Before DMDD was officially accepted as a diagnosable condition, experts engaged in heated debate while updating the latest Diagnostic and Statistical Manual of Mental Disorders (known as DSM-5), a sort of bible of mental disorders for clinicians. Many feared that children with commonplace tantrums would be swept up in the new diagnosis. An initial description of the disorder was titled “Temper Dysregulation Disorder,” and quickly rejected because of that concern.
Day to day, Clark and her daughter face a mountain of difficulties in relating to one another. Kim is now enrolled in her fourth school in eight months. Clark says that, as a mother trying to save her daughter, she is burned out.
But there’s potential for progress, Clark said, in Kim’s twice-weekly participation in neural-feedback therapy designed to train the teen to clear her mind and keep it open and free. Sensors placed on her scalp send a signal when her thoughts rise up and become jumbled or overly intense.

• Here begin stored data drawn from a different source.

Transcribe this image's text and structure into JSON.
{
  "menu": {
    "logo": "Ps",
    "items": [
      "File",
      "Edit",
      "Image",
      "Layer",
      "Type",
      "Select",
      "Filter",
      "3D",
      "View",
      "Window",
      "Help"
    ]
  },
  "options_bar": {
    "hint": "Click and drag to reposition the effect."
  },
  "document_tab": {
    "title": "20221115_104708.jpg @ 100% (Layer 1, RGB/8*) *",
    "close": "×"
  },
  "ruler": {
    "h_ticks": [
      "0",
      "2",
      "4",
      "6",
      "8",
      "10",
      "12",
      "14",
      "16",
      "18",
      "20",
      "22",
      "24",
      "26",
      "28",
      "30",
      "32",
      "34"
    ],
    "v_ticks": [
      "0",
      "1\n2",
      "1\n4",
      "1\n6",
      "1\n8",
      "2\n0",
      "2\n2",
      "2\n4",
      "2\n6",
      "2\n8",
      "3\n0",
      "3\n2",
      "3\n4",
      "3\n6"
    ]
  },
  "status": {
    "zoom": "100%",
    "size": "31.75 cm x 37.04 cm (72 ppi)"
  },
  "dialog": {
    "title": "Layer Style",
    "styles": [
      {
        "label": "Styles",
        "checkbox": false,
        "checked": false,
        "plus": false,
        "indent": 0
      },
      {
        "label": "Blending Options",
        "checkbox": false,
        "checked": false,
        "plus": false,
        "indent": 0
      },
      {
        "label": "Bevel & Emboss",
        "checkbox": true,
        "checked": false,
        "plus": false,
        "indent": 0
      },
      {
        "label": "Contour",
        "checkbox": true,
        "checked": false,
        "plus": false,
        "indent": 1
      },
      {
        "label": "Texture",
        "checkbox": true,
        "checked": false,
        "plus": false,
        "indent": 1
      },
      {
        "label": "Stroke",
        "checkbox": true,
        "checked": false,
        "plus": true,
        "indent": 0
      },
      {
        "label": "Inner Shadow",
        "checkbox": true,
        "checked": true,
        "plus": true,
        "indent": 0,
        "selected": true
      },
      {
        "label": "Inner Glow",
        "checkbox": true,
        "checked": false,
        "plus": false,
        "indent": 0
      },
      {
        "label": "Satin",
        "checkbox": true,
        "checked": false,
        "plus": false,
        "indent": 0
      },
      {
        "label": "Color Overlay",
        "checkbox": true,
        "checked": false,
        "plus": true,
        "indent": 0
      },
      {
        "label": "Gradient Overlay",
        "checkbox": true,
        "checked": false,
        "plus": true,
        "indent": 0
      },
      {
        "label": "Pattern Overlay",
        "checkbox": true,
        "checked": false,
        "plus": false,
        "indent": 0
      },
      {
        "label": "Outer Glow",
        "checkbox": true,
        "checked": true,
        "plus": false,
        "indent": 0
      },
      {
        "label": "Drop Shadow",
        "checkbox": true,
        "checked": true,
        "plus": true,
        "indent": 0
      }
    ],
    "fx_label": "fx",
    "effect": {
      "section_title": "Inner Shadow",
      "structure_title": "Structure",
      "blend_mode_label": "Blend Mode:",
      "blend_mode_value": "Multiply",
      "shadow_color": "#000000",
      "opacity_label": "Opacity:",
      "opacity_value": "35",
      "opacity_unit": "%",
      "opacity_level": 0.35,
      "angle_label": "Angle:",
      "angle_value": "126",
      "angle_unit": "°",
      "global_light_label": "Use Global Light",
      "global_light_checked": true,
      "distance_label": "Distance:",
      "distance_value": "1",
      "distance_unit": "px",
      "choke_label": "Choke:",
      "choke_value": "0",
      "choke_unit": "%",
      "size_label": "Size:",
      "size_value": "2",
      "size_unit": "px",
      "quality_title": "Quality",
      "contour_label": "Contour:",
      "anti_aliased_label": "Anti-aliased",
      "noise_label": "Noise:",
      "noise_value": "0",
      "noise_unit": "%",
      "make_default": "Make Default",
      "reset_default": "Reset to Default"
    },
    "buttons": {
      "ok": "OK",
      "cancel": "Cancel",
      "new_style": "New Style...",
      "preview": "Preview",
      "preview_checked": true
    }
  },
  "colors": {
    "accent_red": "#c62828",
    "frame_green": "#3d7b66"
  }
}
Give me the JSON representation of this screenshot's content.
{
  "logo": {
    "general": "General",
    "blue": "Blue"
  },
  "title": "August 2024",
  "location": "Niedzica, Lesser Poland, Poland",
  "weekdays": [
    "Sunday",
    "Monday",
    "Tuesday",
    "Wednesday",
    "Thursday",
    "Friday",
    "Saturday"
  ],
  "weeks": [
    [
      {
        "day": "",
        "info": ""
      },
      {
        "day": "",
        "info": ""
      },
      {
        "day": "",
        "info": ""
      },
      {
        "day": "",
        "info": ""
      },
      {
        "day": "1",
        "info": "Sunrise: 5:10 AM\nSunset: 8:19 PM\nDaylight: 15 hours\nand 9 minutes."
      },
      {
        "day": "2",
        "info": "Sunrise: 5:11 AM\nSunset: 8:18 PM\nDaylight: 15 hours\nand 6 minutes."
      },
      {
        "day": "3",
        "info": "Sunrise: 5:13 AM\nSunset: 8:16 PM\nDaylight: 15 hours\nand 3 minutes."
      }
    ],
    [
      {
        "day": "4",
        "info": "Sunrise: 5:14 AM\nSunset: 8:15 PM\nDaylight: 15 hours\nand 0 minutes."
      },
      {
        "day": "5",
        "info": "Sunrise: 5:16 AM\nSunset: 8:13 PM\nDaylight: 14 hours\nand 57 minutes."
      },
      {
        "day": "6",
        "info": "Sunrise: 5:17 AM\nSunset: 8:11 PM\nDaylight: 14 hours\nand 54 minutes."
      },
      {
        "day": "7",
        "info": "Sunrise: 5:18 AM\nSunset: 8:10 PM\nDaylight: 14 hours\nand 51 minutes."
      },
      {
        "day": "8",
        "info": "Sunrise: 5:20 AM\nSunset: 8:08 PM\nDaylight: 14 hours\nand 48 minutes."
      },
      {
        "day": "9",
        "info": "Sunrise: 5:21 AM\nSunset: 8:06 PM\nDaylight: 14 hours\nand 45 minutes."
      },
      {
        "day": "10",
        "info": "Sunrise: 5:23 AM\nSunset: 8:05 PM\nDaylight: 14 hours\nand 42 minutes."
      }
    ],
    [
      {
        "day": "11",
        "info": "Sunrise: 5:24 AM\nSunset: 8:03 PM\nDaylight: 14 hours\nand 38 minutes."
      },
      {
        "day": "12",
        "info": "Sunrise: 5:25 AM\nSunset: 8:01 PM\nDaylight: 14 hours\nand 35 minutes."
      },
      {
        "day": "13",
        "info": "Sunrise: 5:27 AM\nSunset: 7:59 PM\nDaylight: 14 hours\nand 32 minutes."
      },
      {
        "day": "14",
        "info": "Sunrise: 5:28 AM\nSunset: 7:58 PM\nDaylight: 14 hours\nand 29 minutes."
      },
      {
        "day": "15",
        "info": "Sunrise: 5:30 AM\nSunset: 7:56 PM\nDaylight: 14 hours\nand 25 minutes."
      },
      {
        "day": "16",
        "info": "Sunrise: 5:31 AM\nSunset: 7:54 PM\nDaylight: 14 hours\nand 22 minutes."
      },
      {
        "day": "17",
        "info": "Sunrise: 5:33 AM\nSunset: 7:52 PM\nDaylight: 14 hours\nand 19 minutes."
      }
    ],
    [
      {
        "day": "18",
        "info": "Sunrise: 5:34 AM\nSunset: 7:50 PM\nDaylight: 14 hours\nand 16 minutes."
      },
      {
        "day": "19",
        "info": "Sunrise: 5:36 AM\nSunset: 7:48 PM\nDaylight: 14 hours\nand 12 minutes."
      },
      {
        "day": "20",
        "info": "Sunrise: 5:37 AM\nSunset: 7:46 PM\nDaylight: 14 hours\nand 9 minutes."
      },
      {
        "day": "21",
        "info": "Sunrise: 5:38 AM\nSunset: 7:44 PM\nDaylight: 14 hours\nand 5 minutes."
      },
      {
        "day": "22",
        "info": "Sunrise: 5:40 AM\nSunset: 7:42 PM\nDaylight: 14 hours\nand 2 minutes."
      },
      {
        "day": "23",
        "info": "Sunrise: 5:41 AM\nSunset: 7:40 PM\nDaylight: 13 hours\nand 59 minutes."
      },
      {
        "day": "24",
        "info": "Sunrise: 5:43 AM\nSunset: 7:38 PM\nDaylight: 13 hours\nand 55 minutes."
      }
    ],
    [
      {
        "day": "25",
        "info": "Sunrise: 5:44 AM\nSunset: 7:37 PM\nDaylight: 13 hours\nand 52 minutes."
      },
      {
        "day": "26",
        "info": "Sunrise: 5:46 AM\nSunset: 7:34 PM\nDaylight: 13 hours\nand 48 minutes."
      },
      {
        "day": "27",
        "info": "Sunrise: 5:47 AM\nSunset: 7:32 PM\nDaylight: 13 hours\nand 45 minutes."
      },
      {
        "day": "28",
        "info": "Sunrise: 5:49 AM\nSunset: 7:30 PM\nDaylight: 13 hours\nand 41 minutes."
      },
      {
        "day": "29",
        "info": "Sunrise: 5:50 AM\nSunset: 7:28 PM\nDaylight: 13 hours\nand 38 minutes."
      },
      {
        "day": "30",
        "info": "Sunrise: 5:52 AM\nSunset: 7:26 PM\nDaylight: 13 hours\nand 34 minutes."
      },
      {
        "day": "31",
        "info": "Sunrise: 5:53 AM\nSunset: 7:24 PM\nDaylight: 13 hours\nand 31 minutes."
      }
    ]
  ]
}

“She is not an evil person,” Clark said. “She just overreacts to everything. She gets so angry she can’t reason with her own mind. We are not a cussing family, but she’ll throws F-bombs around. In the car, she’ll hit me. It’s unreasonable. We change our lives to adapt to whatever mood she’s in.”
In relating to Jordana Steinberg’s journey, the Clarks share a commonality with the Steinberg family: Unconditional love for their child, no matter the tumult.
Jordana, who as a child received a bipolar diagnosis, only recently learned from her therapist that she likely suffered from DMDD instead. During treatment at Summitview residential group homes in El Dorado County, she learned how to retrain her brain and quiet her intense overreactions. Then, in her first year at Sierra College, she decided to drop the heavy meds. She manages stress through exercise, a good night’s sleep, eating right, maintaining a routine and focusing on the positive in day-to-day life.
No doubt, families will find welcome relief in the notion that the childhood disorder may mellow in adulthood, though research does not yet show this to be a certainty, experts say. Scientists do know, however, that DMDD is a predictor for depression and anxiety later in life. But these are increasingly manageable conditions.
Meanwhile, in the Clark household, Kim’s grandmother noted that, “I can’t say enough about how much Kim is loved by her mother, father and, of course, me. She’s a beautiful, beautiful girl. She’s bright; she’s got an incredible vocabulary. But there’s a motor running and somehow she can’t shut it off.”
Kim’s mother said, “I know she loves me. Every once in a while, when I’m sitting down, she plops down in front of me and lets me massage her. Touch is good for healing.”